D13572 -t 1    BKE_mesh_minmax 1572866 verts in 9.843400 ms
D13572_inl -t1 BKE_mesh_minmax 1572866 verts in 3.420200 ms
  • Merge branch 'master' into mesh-parallelize-bounding-box
  • Inline min and max functions, final cleanup
Hans Goudey (HooglyBoogly) retitled this revision from Mesh: Parallelize bounding box calculation (WIP) to Mesh: Parallelize bounding box calculation.Dec 22 2021, 12:54 AM
Hans Goudey (HooglyBoogly) edited the summary of this revision. (Show Details)
Hans Goudey (HooglyBoogly) edited the summary of this revision. (Show Details)
Jacques Lucke (JacquesLucke) accepted this revision.EditedDec 22 2021, 11:52 AM

Looks good. Note that there is a way to compute the min *and* max with fewer comparisons. No idea if this has any effect in runtime.

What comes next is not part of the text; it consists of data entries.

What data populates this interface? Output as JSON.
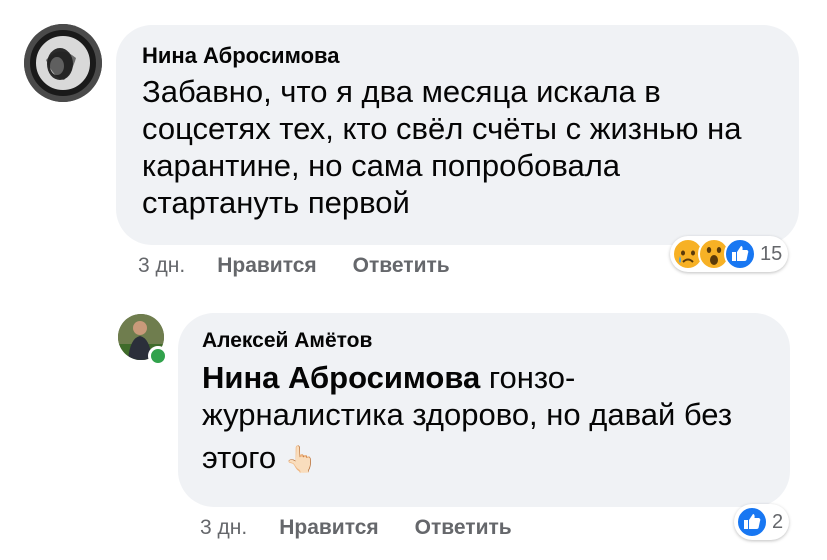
{
  "comments": [
    {
      "author": "Нина Абросимова",
      "lines": [
        "Забавно, что я два месяца искала в",
        "соцсетях тех, кто свёл счёты с жизнью на",
        "карантине, но сама попробовала",
        "стартануть первой"
      ],
      "time": "3 дн.",
      "like_label": "Нравится",
      "reply_label": "Ответить",
      "reactions": {
        "icons": [
          "sad-icon",
          "wow-icon",
          "like-icon"
        ],
        "count": "15"
      }
    },
    {
      "author": "Алексей Амётов",
      "mention": "Нина Абросимова",
      "line1_rest": " гонзо-",
      "line2": "журналистика здорово, но давай без",
      "line3": "этого",
      "emoji": "👆🏻",
      "time": "3 дн.",
      "like_label": "Нравится",
      "reply_label": "Ответить",
      "reactions": {
        "icons": [
          "like-icon"
        ],
        "count": "2"
      }
    }
  ],
  "colors": {
    "bubble": "#f0f2f5",
    "meta": "#65676b",
    "like": "#1877f2",
    "online": "#31a24c"
  }
}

The basic idea to reduce comparisons is to (1) always process two elements together and (2) use the fact that we compute the minimum AND the maximum.

void compute_min_max_simple(float a, float b, float &min, float &max) {
  if (a < min) min = a;
  if (a > max) max = a;
  if (b < min) min = b;
  if (b > max) max = b;
}

void compute_min_max_new(float a, float b, float &min, float &max) {
  if (a < b) {
    if (a < min) min = a;
    if (b > max) max = b;
  }
  else {
    if (b < min) min = b;
    if (a > max) max = a;
  }
}

As you can see, in the new variant there are only three comparisons in every iteration, while in the first variant there are four.
No idea if this can actually improve performance. It could potentially make it much worse as well by reducing the effectiveness of cpu branch prediction. The conditions in the first algorithm are almost always false, making them easy to predict. In the second algorithm the first condition is much more random usually.
Could be interesting to try this at some point, just wanted to throw it out here :)


I noticed that in some test cases the execution time of the Bounding Box node is much slower than the actual call to BKE_mesh_minmax (400 ms in node, but only 60 ms computing the bounding box). In those cases the majority of the time is spend freeing the input geometry after the bounding box has been computed. Would be interesting to check if we could let another thread do the freeing in some cases.
An alternative would be to use get_input instead of extract_input when getting the geometry in this node. Then the node wouldn't be responsible for freeing the input geometry. That doesn't affect the actual run-time yet, but it could make the time reported to the user more useful.

source/blender/blenkernel/intern/mesh.cc
1594

blender:: is unnecessary.

This revision is now accepted and ready to land.Dec 22 2021, 11:52 AM

Interesting! I tried implementing that, and didn't see any speedup (actually a bit slower, 3.21 ms average vs 3.17ms).
Could be the way I implemented it, it's also a bit more complex though, so I think I'll stick with the current patch.

Agreed, it would be good to look into freeing on a separate thread.

Would be interesting to check if we could let another thread do the freeing in some cases.

Careful there, ideally you'd want the memory requirements for a specific graph to be deterministic, moving de-allocations to a background thread will end that determinism , if the buffers are large enough could lead to problems down the road that be "less fun' to track down.